Pair Trading with NRG Energy and Heidelberg Materials

The main advantage of trading using opposite NRG Energy and Heidelberg Materials positions is that it hedges away some unsystematic risk. Because of two separate transactions, even if NRG Energy position performs unexpectedly, Heidelberg Materials can make up some of the losses. Pair trading also minimizes risk from directional movements in the market. For example, if an entire industry or sector drops because of unexpected headlines, the short position in Heidelberg Materials will offset losses from the drop in Heidelberg Materials' long position.

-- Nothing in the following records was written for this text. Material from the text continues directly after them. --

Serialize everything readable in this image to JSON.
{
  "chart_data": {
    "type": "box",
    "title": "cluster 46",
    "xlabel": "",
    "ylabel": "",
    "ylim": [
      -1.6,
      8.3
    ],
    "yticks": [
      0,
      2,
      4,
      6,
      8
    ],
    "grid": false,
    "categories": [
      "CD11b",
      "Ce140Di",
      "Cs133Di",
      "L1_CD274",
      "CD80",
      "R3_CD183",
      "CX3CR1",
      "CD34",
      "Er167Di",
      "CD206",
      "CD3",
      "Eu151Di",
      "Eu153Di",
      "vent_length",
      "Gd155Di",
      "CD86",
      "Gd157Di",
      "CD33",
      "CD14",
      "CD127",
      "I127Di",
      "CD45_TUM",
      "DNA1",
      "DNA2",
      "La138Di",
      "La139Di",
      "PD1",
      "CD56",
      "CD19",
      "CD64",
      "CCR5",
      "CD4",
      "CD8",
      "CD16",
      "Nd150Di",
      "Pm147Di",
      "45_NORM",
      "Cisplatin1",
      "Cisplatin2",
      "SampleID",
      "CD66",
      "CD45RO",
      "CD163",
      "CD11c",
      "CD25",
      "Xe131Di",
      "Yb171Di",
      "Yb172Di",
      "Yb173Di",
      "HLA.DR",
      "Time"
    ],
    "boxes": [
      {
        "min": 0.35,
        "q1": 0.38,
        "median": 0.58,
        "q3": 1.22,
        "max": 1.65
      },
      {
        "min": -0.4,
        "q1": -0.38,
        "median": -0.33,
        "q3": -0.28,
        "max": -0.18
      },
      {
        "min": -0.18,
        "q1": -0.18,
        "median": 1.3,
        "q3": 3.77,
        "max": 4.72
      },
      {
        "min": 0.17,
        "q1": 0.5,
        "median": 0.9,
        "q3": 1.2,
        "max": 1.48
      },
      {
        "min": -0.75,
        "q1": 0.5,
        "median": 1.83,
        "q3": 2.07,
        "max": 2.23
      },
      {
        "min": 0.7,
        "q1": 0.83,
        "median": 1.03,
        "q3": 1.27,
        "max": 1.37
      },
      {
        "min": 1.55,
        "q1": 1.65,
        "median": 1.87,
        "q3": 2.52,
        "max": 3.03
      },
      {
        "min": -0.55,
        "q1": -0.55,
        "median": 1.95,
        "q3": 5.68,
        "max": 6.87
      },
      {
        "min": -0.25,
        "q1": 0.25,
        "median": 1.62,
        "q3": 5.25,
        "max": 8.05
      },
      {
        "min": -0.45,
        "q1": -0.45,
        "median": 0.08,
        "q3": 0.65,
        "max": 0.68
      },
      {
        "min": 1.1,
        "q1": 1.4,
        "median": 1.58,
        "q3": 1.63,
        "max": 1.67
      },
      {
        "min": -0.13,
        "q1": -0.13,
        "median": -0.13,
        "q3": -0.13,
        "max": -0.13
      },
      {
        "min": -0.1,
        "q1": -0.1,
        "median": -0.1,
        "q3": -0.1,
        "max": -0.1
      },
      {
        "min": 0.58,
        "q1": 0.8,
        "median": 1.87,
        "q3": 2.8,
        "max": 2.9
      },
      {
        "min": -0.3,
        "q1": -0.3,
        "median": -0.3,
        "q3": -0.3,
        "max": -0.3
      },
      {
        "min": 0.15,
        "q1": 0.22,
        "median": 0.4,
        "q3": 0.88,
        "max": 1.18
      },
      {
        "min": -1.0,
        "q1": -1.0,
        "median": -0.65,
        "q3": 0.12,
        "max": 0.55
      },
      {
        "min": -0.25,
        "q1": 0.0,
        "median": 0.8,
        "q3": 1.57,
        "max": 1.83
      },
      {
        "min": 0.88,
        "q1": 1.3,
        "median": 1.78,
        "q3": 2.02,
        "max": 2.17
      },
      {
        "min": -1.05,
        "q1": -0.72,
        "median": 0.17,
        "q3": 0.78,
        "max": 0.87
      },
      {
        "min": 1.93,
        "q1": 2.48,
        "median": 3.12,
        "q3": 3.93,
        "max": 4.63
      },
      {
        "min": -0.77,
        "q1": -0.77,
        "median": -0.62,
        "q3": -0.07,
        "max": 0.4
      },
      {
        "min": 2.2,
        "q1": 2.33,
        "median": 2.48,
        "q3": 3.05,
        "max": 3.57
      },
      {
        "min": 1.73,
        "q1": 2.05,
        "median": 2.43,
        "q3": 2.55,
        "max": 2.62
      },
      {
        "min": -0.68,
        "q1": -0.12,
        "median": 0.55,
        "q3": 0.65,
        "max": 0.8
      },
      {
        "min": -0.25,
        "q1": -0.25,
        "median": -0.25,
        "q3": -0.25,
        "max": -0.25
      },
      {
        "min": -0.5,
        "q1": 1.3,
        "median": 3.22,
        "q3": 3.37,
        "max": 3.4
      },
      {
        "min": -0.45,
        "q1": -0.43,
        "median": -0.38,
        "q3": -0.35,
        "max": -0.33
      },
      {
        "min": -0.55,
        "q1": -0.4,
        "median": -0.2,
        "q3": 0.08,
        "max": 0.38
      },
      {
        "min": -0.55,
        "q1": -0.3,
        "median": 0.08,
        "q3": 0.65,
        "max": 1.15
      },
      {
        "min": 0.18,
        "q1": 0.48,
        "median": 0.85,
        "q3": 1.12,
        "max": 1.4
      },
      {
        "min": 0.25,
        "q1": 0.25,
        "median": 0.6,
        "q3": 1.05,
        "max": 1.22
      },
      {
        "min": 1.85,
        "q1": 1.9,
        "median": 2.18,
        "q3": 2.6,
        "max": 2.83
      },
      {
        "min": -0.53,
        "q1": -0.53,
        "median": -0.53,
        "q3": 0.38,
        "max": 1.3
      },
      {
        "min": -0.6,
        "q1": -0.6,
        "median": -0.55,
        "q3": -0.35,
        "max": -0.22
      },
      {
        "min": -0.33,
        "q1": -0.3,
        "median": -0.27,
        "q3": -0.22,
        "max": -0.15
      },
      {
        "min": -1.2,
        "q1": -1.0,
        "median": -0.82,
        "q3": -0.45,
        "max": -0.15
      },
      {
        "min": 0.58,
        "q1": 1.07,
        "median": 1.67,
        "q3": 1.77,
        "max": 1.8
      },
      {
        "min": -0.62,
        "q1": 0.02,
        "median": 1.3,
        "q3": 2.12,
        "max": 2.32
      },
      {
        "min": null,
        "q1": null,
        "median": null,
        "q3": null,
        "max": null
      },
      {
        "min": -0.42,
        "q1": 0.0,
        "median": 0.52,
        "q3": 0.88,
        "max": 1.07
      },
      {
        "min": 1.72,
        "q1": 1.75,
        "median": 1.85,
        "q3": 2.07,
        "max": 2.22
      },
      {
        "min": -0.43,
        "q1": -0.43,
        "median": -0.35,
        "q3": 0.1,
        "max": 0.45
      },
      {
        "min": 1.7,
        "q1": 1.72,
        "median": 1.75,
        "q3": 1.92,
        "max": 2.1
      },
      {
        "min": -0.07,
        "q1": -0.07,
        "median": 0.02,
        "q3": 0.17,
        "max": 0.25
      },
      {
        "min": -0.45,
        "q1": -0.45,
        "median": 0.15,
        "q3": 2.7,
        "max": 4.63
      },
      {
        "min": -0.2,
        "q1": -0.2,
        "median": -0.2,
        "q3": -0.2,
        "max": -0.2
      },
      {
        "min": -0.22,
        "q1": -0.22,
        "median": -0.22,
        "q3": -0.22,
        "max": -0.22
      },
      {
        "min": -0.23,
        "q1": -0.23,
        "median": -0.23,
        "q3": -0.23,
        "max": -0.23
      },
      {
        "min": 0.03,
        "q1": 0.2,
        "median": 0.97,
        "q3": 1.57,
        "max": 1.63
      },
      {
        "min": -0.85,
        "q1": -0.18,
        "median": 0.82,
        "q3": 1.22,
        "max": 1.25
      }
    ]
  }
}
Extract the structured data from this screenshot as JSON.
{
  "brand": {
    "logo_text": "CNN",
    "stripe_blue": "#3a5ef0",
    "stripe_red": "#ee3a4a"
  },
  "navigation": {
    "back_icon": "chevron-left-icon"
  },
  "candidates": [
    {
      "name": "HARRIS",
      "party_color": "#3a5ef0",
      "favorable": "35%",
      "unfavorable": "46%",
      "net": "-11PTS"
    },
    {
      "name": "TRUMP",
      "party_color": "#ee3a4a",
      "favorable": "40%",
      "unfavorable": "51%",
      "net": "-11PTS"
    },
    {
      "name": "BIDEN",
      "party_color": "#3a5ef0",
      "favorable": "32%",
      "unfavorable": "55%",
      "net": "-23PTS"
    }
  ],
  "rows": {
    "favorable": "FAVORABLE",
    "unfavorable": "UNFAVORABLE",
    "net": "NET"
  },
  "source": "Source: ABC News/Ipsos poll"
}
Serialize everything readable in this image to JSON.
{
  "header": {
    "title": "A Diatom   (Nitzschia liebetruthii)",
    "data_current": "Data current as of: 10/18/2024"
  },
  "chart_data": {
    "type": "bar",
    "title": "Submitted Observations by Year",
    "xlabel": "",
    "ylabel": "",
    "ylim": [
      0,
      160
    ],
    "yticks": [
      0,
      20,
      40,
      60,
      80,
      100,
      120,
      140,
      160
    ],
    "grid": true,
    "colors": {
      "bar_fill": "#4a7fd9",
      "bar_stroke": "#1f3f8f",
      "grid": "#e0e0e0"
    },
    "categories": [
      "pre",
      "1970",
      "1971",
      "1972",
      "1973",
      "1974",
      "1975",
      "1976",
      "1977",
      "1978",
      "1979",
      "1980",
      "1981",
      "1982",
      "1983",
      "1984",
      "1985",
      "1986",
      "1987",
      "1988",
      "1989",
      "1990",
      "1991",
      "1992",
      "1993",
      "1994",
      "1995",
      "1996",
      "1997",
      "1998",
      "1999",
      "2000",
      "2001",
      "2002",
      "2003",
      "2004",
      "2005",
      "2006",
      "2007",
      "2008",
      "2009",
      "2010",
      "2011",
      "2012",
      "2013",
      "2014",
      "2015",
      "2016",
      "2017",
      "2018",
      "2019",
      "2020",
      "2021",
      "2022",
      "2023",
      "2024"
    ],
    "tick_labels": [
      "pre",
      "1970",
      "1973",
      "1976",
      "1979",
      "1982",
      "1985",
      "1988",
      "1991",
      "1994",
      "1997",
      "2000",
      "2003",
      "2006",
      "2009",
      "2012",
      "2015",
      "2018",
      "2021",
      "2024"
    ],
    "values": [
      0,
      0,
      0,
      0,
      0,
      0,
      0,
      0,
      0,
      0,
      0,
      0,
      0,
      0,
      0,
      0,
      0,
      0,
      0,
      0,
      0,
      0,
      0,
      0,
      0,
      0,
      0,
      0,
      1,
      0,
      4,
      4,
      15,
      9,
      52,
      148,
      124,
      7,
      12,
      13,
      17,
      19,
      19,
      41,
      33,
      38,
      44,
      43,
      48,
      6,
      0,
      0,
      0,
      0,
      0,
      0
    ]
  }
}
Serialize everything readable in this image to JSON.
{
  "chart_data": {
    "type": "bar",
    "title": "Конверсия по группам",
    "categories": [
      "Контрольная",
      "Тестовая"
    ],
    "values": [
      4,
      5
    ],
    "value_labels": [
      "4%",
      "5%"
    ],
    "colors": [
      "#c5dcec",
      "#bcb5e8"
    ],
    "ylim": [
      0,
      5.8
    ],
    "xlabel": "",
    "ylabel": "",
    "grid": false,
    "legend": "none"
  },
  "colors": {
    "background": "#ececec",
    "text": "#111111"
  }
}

The idea behind NRG Energy and Heidelberg Materials AG pairs trading is to make the combined position market-neutral, meaning the overall market's direction will not affect its win or loss (or potential downside or upside). This can be achieved by designing a pairs trade with two highly correlated stocks or equities that operate in a similar space or sector, making it possible to obtain profits through simple and relatively low-risk investment.
Check out your portfolio center.
Note that this page's information should be used as a complementary analysis to find the right mix of equity instruments to add to your existing portfolios or create a brand new portfolio. You can also try the Pattern Recognition module to use different Pattern Recognition models to time the market across multiple global exchanges.